Russia implements 6-month prohibition on gasoline exports to keep prices stable

(MENAFN) In a move aimed at stabilizing prices amidst increasing consumer and farmer demand, Russia has announced a six-month ban on gasoline exports, effective from March 1. This decision, aimed at averting potential shortages and providing an opportunity to maintain refineries, reflects the government's efforts to ensure stability in the world's second-largest oil exporter.

The ban was first disclosed by the Russian Business Council and later confirmed by a spokesman for Russian Deputy Prime Minister Alexander Novak, who serves as President Vladimir Putin's assistant for the energy sector. According to reports, Prime Minister Mikhail Mishustin approved the ban proposed by Novak in a letter dated February 21.

Novak's proposal emphasized the need to address excess demand for petroleum products by implementing measures to stabilize prices in the local market. Given that Russia's exports of oil and petroleum products constitute a significant portion of its total exports and serve as a major source of foreign currency revenues for the economy, maintaining stability in this sector is crucial.

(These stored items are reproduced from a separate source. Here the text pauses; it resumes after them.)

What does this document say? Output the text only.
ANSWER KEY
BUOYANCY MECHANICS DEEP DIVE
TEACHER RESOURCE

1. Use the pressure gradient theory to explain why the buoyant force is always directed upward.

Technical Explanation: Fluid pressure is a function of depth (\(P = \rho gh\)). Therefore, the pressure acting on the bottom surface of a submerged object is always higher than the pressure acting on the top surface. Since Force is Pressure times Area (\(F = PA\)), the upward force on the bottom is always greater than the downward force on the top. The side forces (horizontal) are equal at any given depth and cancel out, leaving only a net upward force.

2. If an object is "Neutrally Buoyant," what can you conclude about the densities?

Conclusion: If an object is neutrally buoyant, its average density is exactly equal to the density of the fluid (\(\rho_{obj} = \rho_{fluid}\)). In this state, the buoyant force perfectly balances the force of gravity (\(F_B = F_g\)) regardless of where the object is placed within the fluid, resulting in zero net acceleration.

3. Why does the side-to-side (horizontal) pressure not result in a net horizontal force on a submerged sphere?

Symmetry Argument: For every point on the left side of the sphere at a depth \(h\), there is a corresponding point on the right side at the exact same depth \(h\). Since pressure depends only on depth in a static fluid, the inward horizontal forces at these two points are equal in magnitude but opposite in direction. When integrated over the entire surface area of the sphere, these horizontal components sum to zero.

The Kremlin's collaboration with Saudi Arabia, the world's largest oil exporter, underscores broader efforts within the OPEC+ group to manage global oil prices. The group, which includes the Organization of the Petroleum Exporting Countries and its main allies, is focused on coordinating production levels to support price levels, reflecting the interconnected nature of the global oil market and the importance of cooperation among major oil-producing nations.